A conquista da China pelo Império
Britânico está repleta de crimes horrendos, como as Guerras do Ópio (ocorridas
entre 1839 e 1860), que viciaram a população chinesa nesta droga através do
tráfico para compensar a balança comercial desfavorável à Inglaterra. A vitória
inglesa nesta guerra impôs uma dura penalidade à China: a entrega dos seus
principais portos à ganância comercial da burguesia britânica, dentre os quais,
a ilha de Hong Kong, que ficaria sob domínio inglês por 155 anos.
Em
Os mais de 100 anos que a Inglaterra
teve o controle da ilha deixaram suas marcas profundas, que foram utilizadas
para cercar a China e assegurar a sua influência. Hong Kong tornou-se um
paraíso fiscal devido as suas leis que limitam ou eximem a tributação dos ricos
residentes e das corporações estrangeiras da ilha. É por isso que a maioria dos
principais bancos do mundo têm operações lá. A cidade também possui a segunda
maior bolsa de valores da Ásia, além de ter moeda própria, o dólar de Hong Kong, que opera com câmbio
vinculado ao dólar dos EUA e se submete às regras dos monopólios impostas ao
mercado internacional, algo que não acontece com a moeda chinesa, controlada
por Pequim. Hong Kong também tem uma Assembleia Legislativa com 70 integrantes,
composta por empresários, sindicalistas, professores, líderes religiosos e até
celebridades, eleitos por residentes com mais de 18 anos. Metade das vagas é
ocupada por representantes de regiões e a outra metade por representantes de
empresas.
Atingindo uma população de 7,5 milhões
de habitantes, a ilha não tributa os rendimentos auferidos além das suas
fronteiras. Os grandes capitalistas do mundo – sobretudo do ramo financeiro –
podem explorar o proletariado chinês nas zonas francas da China continental, especular
na bolsa de valores de Hong Kong e ainda guardar suas fortunas numa região
autônoma livre de impostos sobre ganhos de capital, juros e dividendos.

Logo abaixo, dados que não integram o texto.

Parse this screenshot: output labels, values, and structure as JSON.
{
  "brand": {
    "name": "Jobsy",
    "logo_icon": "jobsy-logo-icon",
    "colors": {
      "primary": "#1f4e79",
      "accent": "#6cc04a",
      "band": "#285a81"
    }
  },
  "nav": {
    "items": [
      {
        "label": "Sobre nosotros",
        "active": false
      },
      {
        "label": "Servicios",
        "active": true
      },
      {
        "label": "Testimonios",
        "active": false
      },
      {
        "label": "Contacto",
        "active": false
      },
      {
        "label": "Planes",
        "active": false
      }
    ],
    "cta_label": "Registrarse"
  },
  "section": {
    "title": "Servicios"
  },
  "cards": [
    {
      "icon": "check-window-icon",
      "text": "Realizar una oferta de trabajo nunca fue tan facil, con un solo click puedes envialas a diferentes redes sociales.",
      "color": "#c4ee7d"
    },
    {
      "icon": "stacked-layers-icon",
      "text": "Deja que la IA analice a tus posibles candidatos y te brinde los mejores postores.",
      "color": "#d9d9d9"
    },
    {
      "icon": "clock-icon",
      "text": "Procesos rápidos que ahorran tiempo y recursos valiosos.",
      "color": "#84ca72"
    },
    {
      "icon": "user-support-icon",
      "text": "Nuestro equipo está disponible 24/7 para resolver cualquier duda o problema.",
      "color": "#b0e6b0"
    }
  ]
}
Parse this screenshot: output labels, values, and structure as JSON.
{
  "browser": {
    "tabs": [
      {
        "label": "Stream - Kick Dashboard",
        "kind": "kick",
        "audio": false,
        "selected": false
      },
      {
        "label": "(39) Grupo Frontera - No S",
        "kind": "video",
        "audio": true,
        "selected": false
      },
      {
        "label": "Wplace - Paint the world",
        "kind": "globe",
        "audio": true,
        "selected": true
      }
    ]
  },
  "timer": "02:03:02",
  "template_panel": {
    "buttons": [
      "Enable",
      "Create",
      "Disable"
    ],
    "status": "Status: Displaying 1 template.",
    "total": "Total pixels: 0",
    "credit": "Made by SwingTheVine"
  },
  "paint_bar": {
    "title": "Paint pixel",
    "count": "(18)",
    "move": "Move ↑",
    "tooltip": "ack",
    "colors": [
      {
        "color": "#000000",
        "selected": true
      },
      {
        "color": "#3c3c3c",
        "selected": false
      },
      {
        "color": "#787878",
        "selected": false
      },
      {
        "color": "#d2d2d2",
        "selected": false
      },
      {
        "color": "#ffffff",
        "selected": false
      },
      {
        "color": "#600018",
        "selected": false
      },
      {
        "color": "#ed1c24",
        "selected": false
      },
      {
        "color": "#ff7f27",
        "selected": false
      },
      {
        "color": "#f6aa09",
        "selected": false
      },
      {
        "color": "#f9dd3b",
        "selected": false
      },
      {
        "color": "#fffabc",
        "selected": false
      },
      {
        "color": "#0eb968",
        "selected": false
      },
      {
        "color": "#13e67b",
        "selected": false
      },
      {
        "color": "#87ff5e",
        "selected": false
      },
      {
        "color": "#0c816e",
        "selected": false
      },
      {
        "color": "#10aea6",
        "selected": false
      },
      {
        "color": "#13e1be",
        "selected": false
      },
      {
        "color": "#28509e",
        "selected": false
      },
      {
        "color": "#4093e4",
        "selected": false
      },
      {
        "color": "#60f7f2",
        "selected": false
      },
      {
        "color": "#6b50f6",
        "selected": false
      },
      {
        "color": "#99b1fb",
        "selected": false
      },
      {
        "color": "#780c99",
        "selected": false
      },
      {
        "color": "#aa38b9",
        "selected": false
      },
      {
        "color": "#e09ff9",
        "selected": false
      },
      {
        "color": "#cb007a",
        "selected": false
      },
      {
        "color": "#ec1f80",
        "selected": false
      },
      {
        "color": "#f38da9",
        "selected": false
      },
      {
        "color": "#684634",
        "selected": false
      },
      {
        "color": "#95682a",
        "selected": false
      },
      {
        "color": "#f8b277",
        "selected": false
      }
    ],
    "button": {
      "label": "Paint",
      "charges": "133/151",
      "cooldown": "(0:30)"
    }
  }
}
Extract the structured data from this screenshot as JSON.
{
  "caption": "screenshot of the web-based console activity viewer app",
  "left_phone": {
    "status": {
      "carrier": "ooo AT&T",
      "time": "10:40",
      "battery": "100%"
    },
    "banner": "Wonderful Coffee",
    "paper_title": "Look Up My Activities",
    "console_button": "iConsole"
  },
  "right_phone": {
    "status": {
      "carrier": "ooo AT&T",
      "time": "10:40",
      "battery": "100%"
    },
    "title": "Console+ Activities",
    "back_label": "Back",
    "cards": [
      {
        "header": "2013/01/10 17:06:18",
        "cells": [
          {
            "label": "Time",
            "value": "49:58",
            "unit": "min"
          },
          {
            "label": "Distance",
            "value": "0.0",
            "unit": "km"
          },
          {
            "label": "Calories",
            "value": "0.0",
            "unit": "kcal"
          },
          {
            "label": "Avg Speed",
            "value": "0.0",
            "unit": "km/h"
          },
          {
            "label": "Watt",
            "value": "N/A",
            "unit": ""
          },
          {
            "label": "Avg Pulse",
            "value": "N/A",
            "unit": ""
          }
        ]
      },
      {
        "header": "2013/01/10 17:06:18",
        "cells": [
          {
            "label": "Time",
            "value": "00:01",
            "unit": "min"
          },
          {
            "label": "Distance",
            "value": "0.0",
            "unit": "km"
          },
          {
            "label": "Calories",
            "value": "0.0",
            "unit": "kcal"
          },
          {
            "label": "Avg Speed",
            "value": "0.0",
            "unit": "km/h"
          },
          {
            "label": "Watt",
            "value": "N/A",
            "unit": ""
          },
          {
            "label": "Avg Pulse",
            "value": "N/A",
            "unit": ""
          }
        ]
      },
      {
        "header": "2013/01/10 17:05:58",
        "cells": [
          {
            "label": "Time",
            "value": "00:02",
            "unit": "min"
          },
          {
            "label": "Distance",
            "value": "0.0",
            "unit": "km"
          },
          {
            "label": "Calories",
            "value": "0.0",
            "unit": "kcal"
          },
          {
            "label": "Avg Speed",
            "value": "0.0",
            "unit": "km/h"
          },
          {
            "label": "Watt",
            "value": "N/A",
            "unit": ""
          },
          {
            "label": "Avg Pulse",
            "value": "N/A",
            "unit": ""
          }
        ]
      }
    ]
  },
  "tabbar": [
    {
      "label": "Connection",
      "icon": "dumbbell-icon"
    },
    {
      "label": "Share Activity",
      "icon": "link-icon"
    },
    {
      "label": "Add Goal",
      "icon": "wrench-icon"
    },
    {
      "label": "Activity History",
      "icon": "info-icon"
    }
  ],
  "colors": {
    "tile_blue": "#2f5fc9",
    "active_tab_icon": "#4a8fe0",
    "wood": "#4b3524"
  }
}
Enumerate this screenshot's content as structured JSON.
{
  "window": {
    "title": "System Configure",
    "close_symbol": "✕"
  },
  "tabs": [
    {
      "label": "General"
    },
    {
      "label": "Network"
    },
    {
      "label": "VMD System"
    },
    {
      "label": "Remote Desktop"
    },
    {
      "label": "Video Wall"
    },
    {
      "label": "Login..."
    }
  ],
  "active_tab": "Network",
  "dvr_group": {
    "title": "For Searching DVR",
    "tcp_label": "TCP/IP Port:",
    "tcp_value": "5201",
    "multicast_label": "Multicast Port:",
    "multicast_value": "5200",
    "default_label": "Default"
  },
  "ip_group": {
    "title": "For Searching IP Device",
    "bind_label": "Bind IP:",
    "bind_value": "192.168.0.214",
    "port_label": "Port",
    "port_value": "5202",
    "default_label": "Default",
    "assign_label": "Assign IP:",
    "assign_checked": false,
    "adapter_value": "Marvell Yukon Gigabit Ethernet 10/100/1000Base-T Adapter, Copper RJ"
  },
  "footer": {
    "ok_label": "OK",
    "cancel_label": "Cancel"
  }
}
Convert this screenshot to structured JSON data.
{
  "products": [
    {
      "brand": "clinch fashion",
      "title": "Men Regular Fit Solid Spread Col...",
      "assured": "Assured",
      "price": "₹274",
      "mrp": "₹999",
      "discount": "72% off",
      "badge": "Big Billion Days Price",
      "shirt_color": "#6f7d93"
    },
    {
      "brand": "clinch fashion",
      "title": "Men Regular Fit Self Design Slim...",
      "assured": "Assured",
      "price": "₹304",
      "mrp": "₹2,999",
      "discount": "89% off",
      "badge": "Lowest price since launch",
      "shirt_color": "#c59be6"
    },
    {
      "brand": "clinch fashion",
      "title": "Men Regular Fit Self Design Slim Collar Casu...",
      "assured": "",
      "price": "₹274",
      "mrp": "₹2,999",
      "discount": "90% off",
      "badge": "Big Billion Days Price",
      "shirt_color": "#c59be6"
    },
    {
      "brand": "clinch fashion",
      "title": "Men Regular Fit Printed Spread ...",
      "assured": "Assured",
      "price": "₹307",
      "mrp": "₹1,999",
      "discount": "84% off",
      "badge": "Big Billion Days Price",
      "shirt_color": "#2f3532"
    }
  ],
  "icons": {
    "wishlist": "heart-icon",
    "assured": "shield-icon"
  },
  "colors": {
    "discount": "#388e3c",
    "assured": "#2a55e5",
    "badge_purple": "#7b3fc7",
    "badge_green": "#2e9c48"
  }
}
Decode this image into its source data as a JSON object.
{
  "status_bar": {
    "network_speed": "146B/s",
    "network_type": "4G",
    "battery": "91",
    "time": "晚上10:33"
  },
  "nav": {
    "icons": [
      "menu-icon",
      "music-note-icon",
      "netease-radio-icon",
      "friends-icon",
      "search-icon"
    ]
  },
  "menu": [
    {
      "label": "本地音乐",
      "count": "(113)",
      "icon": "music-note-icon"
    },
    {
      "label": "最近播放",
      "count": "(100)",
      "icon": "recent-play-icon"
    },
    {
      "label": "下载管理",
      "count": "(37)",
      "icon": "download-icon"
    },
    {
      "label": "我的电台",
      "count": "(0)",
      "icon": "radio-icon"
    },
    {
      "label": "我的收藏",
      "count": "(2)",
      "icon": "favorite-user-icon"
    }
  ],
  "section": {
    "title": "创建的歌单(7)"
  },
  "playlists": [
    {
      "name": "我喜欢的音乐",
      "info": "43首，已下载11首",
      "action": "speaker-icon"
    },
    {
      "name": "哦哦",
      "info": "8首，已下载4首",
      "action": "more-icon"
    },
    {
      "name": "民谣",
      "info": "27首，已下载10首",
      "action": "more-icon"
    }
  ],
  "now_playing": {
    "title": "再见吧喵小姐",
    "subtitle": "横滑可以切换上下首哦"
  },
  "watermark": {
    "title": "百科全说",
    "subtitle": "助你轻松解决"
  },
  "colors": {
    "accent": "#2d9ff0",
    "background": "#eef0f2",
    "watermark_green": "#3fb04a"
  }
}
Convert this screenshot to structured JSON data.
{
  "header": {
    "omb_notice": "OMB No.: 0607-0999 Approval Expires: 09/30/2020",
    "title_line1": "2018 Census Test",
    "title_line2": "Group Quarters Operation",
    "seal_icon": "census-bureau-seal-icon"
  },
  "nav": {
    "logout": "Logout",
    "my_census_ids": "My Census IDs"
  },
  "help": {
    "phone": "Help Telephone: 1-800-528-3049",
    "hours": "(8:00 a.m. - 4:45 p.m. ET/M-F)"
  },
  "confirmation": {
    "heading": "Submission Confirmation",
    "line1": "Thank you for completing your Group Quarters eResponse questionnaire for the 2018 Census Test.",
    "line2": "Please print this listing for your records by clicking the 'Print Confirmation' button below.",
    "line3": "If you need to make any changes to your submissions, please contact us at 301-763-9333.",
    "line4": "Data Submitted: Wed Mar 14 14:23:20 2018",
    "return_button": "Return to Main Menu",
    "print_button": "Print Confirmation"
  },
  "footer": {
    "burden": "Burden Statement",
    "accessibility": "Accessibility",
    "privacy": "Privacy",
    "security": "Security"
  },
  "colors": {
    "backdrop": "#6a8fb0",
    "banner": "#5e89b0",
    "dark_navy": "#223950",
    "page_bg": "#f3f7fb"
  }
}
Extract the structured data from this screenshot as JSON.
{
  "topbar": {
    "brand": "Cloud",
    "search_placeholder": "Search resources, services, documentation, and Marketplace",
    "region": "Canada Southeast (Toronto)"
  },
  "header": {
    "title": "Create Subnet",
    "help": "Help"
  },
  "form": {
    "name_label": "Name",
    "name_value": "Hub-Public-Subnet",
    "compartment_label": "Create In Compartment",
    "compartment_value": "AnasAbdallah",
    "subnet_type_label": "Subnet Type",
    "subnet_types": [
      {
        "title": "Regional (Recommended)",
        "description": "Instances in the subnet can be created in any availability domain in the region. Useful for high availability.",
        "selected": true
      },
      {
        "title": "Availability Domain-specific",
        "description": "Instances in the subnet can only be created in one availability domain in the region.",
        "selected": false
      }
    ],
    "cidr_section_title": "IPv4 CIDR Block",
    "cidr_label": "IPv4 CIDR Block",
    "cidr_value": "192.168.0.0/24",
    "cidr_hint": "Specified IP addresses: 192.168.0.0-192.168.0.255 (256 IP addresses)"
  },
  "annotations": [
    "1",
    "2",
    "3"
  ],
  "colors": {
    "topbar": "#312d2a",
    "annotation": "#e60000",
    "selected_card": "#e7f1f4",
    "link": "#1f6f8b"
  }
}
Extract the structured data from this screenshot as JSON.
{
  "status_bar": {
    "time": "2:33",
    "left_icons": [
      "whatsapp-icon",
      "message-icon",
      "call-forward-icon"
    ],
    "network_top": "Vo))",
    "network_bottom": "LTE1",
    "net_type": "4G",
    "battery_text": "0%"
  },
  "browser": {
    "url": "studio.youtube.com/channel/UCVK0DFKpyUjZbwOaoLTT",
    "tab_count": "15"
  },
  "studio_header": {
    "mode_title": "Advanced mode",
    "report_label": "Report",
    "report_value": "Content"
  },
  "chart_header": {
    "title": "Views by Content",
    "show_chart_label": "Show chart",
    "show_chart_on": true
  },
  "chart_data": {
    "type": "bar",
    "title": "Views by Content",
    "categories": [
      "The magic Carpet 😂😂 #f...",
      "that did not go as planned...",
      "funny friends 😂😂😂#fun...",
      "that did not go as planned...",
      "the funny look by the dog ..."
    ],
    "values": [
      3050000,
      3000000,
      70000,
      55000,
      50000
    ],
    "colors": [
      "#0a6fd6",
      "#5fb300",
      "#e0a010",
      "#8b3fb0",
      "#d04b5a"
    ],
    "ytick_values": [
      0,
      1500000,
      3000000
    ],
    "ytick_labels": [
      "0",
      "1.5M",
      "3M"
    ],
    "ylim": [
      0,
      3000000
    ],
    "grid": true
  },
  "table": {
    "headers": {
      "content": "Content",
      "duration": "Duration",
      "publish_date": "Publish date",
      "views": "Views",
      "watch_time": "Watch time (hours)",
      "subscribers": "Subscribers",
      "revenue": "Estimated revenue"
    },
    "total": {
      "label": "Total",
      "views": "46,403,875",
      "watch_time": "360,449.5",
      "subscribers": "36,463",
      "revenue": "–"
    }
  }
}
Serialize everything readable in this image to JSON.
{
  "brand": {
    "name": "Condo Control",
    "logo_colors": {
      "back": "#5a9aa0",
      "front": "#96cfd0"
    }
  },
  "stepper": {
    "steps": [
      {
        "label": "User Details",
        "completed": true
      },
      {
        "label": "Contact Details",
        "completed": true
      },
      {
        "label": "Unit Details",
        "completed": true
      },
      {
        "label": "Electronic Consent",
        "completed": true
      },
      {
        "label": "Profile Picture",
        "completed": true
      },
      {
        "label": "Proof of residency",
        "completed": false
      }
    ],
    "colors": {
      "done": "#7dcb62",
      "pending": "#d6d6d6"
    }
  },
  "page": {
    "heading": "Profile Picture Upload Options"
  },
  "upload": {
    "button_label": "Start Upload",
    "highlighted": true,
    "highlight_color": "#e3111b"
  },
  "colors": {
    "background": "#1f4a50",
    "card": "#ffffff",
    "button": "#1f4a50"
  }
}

Por volta de 2015, os estrangeiros
tinham aproximadamente US$ 2,1 trilhões em ativos gerenciados na ilha e US$ 350
bilhões depositados nas fronteiras de Hong Kong. Uma vez que a Suíça cedeu à
pressão internacional para compartilhar informações sobre contas bancárias
estrangeiras e proprietários de ativos que procuravam fugir de impostos, Hong
Kong se tornou uma “alternativa” porque recusou-se a fazer o mesmo,
transformando-se em um paraíso fiscal
renomado.
O que quer a China com a lei de
extradição?
Em 2019 Pequim fez tramitar na
Assembleia Popular Nacional da China uma lei que tem o objetivo de extraditar
criminosos que estejam protegidos pelas leis autônomas de Hong Kong para a
China continental. Foi contra esta lei que se desencadearam as manifestações de
rua, classificadas pelo governo chinês de “violentas e inaceitáveis”; e saudadas
pela “esquerda” brasileira como positivas e “revolucionárias”. O governo chinês
acusa a existência de um núcleo organizado pelos EUA dentro destas
mobilizações, sobretudo a partir de uma de suas ONGs conhecida como National Endowment for Democracy (que inclusive
tem sede em Hong Kong), cuja principal função seria incitar a sabotagem, a violência
e a “desobediência civil”, escondendo-se atrás de um discurso “em defesa da
democracia e da liberdade”. Em alguns cartazes das manifestações de rua se pode
ler a reivindicação de intervenção de Trump.
A
mídia comercial, seguida pela “mídia da esquerda”, reforça a ideia de que se
trata de reivindicações por “democracia” e por “liberdades individuais”.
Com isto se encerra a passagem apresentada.